Mostranso
2022-08-26 11:07:54
Le week-end du 20 août dans un village voisin de Meisenthal et frontalier du Bas-Rhin, c’était le « Souchter Kirb ». Quatre jours de festivités estivales et une place de choix pour les « conscrits » de la commune, c’est-à-dire celles et ceux qui ont 18 ans dans l’année. Mais ce n’est pas des manèges, de la musique et des danses dont Amin (prénom modifié), 17 ans et habitant d’une commune voisine, se souviendra.
À Rue89 Strasbourg, le lycéen témoigne. Il connait l’identité des deux jeunes adultes qui l’ont agressé :
« Ce sont deux frères que je connais parce qu’ils sont souvent présents aux soirées des villages, mais pas personnellement. Le week-end précédent, à une autre fête, l’un deux m’a dit “Les Arabes ce sont tous les mêmes”. Je n’avais pas réagi sur le coup. Puis vendredi et samedi soir à Soucht, ils reviennent me chercher. Je ne réponds toujours pas. Arrive le dimanche soir, j’étais à la fête vers 23h avec des amis et je suis allé chercher des amis dans un champ. Quand je suis arrivé derrière une tonnelle vers 3h, j’ai entendu : « Les arabes c’est des merdes, faut tous les mettre sur des planches et les brûler ». C’était un père de famille, il était très saoul. Je suis allé le voir et le ton est monté. Un des jeunes frères qui était avec lui m’a dit « Encore toi » et « Tu fous encore la merde » et m’a poussé. J’ai donné le premier coup puis le père m’a mis un coup à la mâchoire. On a été séparés. »
Le jeune homme, qui n’est qu’une ancienne connaissance d’Amin et n’a pas passé la soirée avec lui, note aussi qu’avant cela, il y avait déjà un climat tendu sur le champ. « Vers minuit, avant qu’Amin arrive, il y avait déjà eu des personnes visées par des propos du type « Cassez vous, vous n’êtes pas les bienvenus. Dégagez si vous êtes arabes ».

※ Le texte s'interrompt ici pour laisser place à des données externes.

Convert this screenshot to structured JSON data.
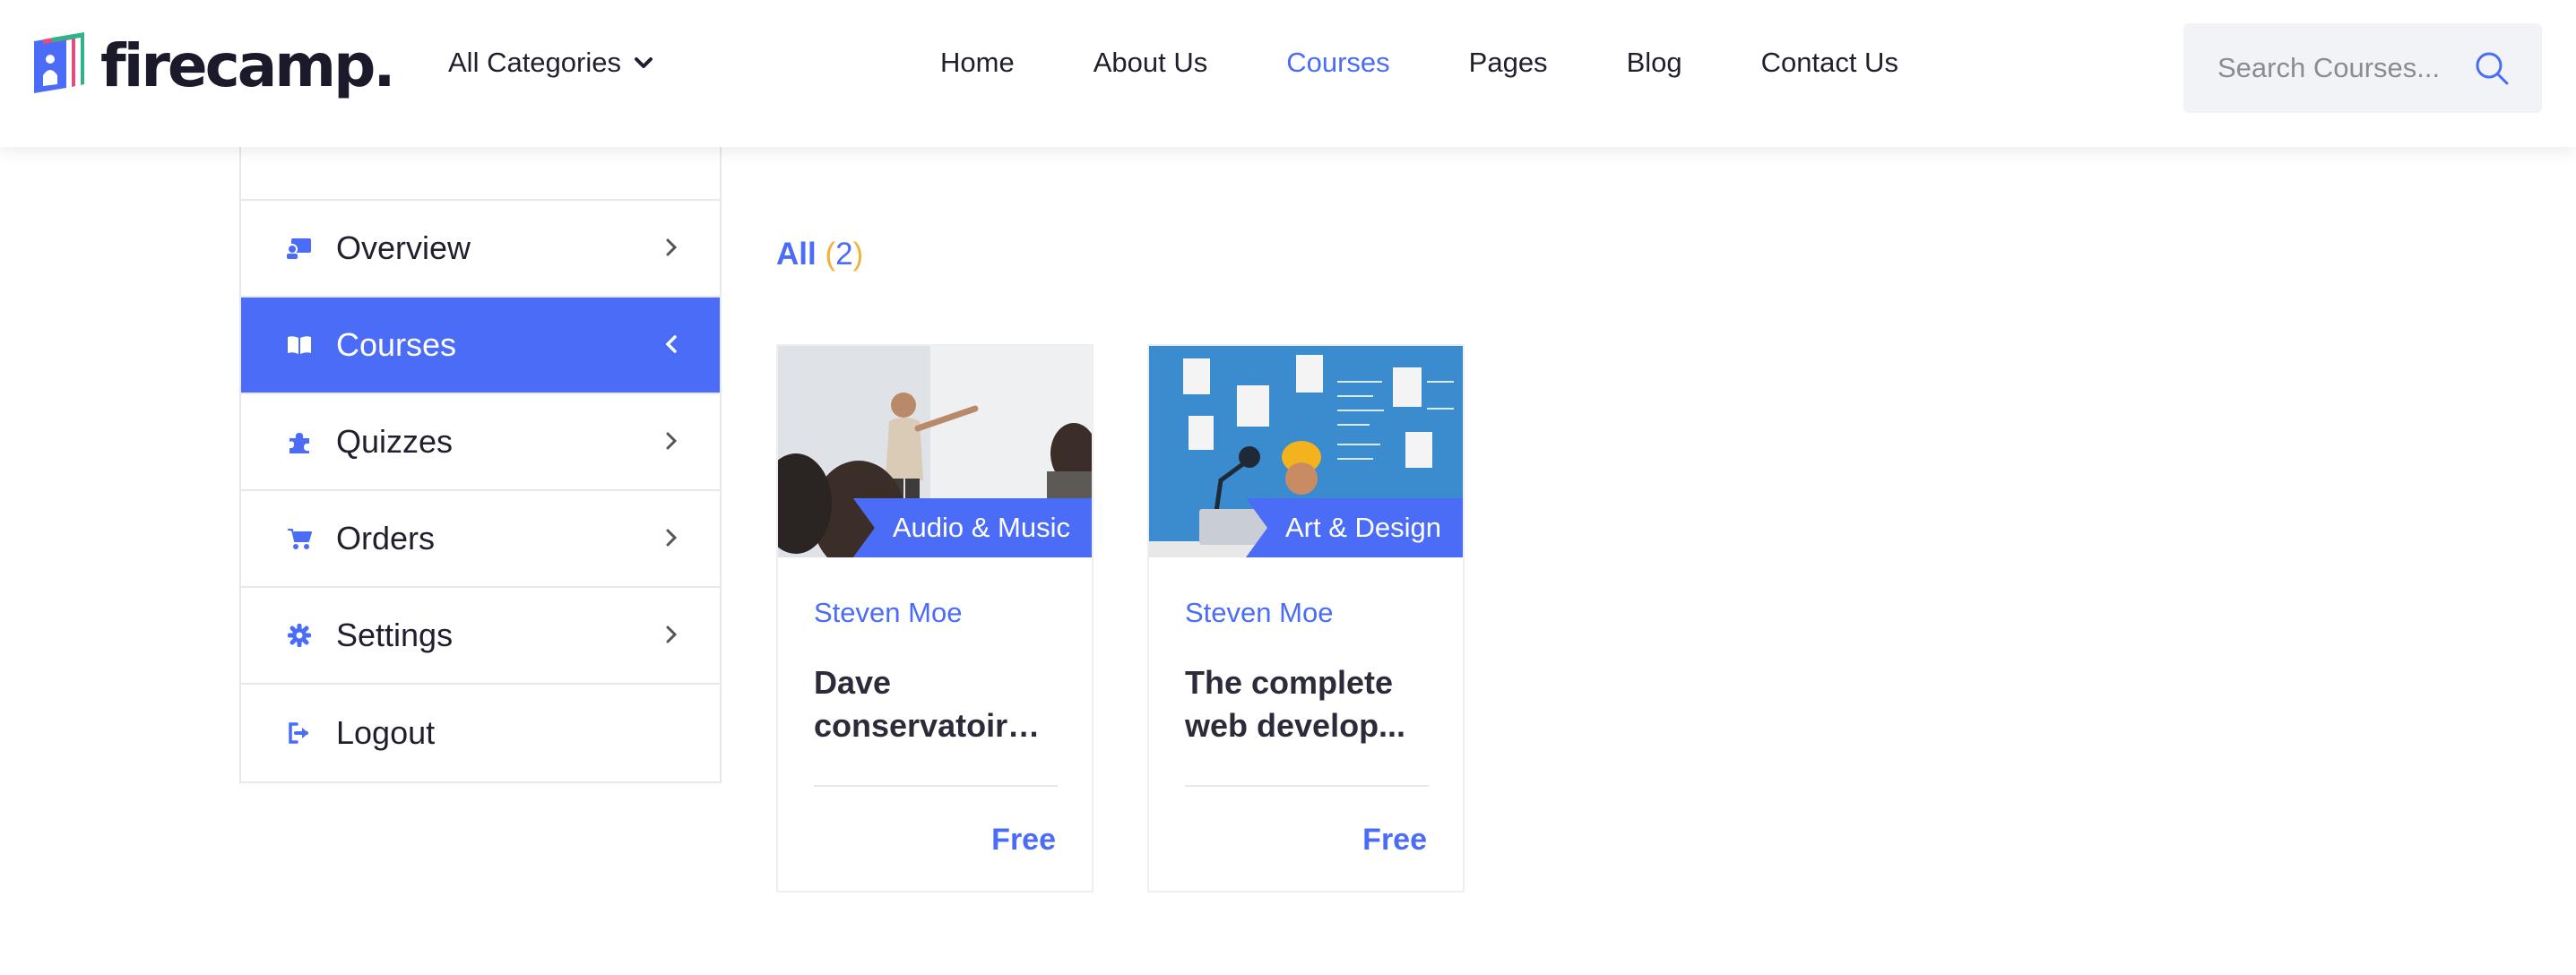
{
  "brand": {
    "name": "firecamp.",
    "accent": "#4a6cf7"
  },
  "header": {
    "categories_label": "All Categories",
    "nav": [
      {
        "label": "Home",
        "active": false
      },
      {
        "label": "About Us",
        "active": false
      },
      {
        "label": "Courses",
        "active": true
      },
      {
        "label": "Pages",
        "active": false
      },
      {
        "label": "Blog",
        "active": false
      },
      {
        "label": "Contact Us",
        "active": false
      }
    ],
    "search_placeholder": "Search Courses..."
  },
  "sidebar": {
    "items": [
      {
        "label": "Overview",
        "icon": "overview-icon",
        "active": false
      },
      {
        "label": "Courses",
        "icon": "book-icon",
        "active": true
      },
      {
        "label": "Quizzes",
        "icon": "puzzle-icon",
        "active": false
      },
      {
        "label": "Orders",
        "icon": "cart-icon",
        "active": false
      },
      {
        "label": "Settings",
        "icon": "gear-icon",
        "active": false
      },
      {
        "label": "Logout",
        "icon": "logout-icon",
        "active": false
      }
    ]
  },
  "filter": {
    "label": "All",
    "open": "(",
    "count": "2",
    "close": ")"
  },
  "courses": [
    {
      "category": "Audio & Music",
      "author": "Steven Moe",
      "title_line1": "Dave",
      "title_line2": "conservatoire i...",
      "price": "Free"
    },
    {
      "category": "Art & Design",
      "author": "Steven Moe",
      "title_line1": "The complete",
      "title_line2": "web develop...",
      "price": "Free"
    }
  ]
}
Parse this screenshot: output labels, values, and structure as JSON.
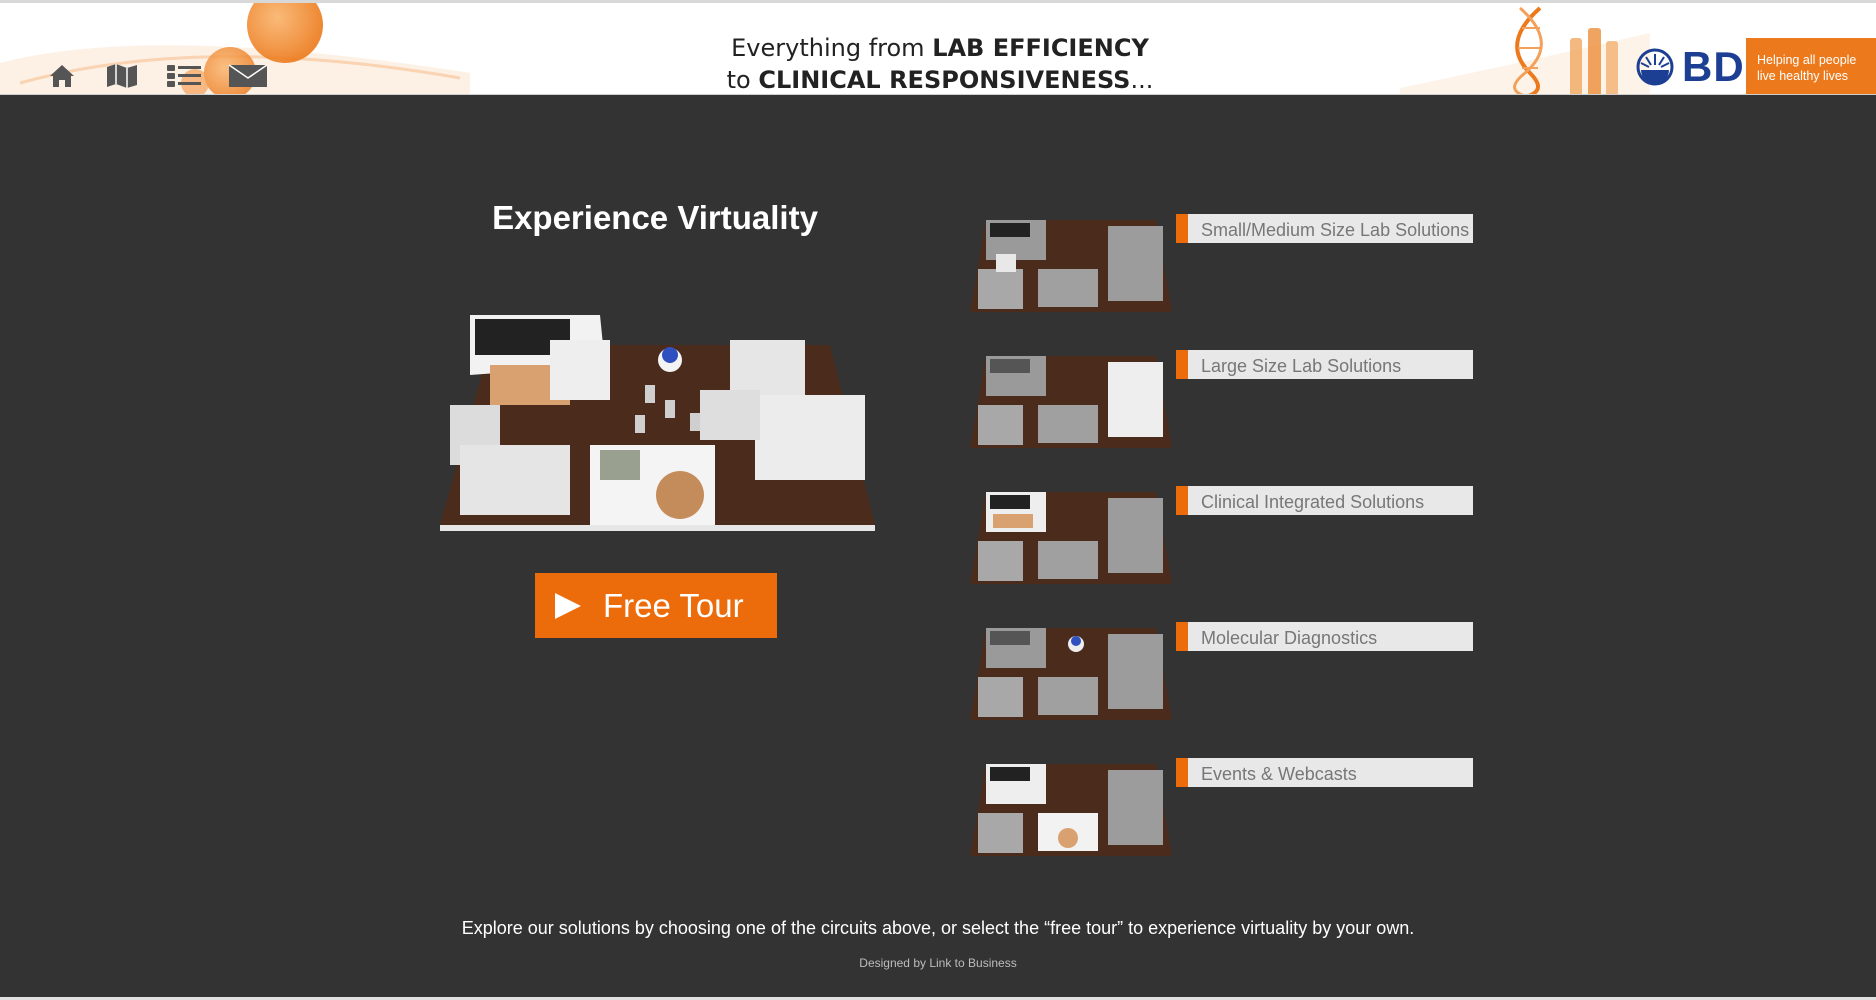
{
  "header": {
    "tagline_line1_prefix": "Everything from ",
    "tagline_line1_bold": "LAB EFFICIENCY",
    "tagline_line2_prefix": "to ",
    "tagline_line2_bold": "CLINICAL RESPONSIVENESS",
    "tagline_line2_suffix": "...",
    "nav_icons": [
      "home-icon",
      "map-icon",
      "list-icon",
      "mail-icon"
    ],
    "brand": {
      "logo_text": "BD",
      "slogan_line1": "Helping all people",
      "slogan_line2": "live healthy lives"
    }
  },
  "main": {
    "title": "Experience Virtuality",
    "tour_button_label": "Free Tour",
    "circuits": [
      {
        "label": "Small/Medium Size Lab Solutions"
      },
      {
        "label": "Large Size Lab Solutions"
      },
      {
        "label": "Clinical Integrated Solutions"
      },
      {
        "label": "Molecular Diagnostics"
      },
      {
        "label": "Events & Webcasts"
      }
    ]
  },
  "footer": {
    "instructions": "Explore our solutions by choosing one of the circuits above, or select the “free tour” to experience virtuality by your own.",
    "credit": "Designed by Link to Business"
  },
  "colors": {
    "accent": "#ec6c0c",
    "background": "#333333",
    "brand_blue": "#1c3f94",
    "label_bar": "#e8e8e8"
  }
}
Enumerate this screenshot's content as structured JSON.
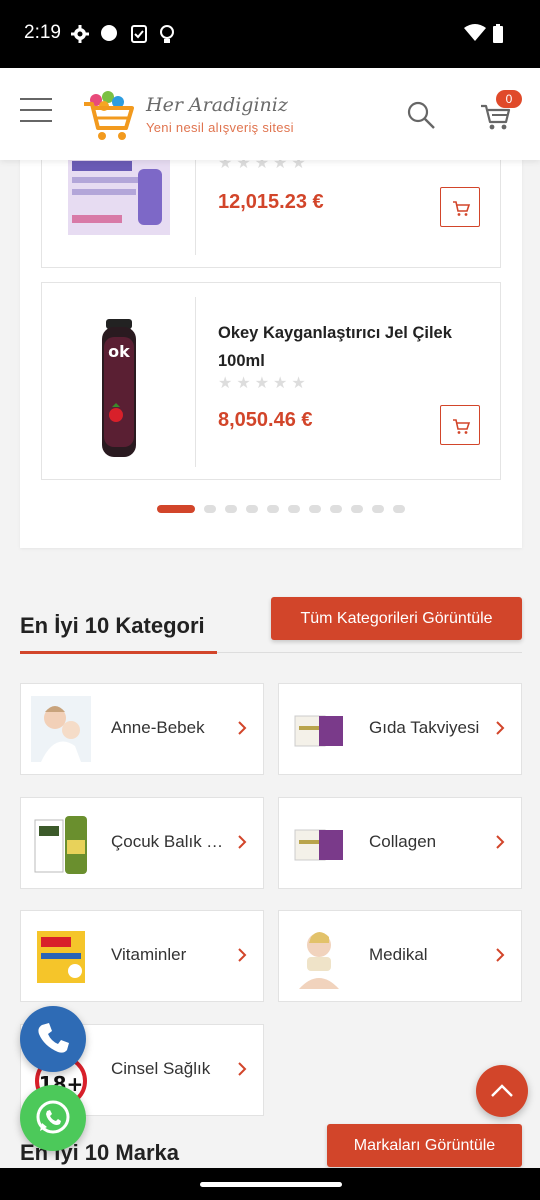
{
  "status_bar": {
    "time": "2:19"
  },
  "header": {
    "logo_name": "Her Aradiginiz",
    "logo_tagline": "Yeni nesil alışveriş sitesi",
    "cart_count": "0"
  },
  "products": [
    {
      "name": "",
      "price": "12,015.23 €",
      "rating": 0
    },
    {
      "name": "Okey Kayganlaştırıcı Jel Çilek 100ml",
      "price": "8,050.46 €",
      "rating": 0
    }
  ],
  "carousel": {
    "dot_count": 11,
    "active_index": 0
  },
  "categories_section": {
    "title": "En İyi 10 Kategori",
    "view_all_label": "Tüm Kategorileri Görüntüle",
    "items": [
      {
        "label": "Anne-Bebek"
      },
      {
        "label": "Gıda Takviyesi"
      },
      {
        "label": "Çocuk Balık Yağı"
      },
      {
        "label": "Collagen"
      },
      {
        "label": "Vitaminler"
      },
      {
        "label": "Medikal"
      },
      {
        "label": "Cinsel Sağlık"
      }
    ]
  },
  "brands_section": {
    "title": "En İyi 10 Marka",
    "view_all_label": "Markaları Görüntüle"
  },
  "colors": {
    "accent": "#d2452a",
    "whatsapp": "#4cc95a",
    "phone": "#2e6bb5"
  }
}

Amin raconte l’irruption des agresseurs :
« L’un des frères a pointé le flash de son téléphone sur moi et a dit “Ils sont là, il est là l’arabe”. Je leur ai dit d’arrêter et je me suis défendu. J’ai été mis au sol et plusieurs personnes, trois ou quatre, se sont mises sur moi, j’ai été roué de coups. Je ne sais pas si j’ai reçu des coups de poing américain, mais ça a été le cas pour l’un de mes amis, qui est noir. Heureusement qu’il y avait des amis autour de moi et que des gens sont intervenus. Les agresseurs ont fini par partir. »
Les urgences de Bitche, où Amin a passé la fin de la nuit, ont délivré au néo-bachelier une interruption de temporaire de travail (ITT) de trois jours. La docteure relève six blessures, notamment un hématome de 3 cm de long à la mâchoire, une plaie à l’index ou encore une « cervicalgie avec douleur ». « J’avais mal au cou, j’ai dû porter une minerve », décrit le jeune homme. Encore choqué et traumatisé, il a rendez-vous pour un suivi psychologique. « Physiquement ça va, mais psychologiquement c’est dur. Je revois ces images en boucle ».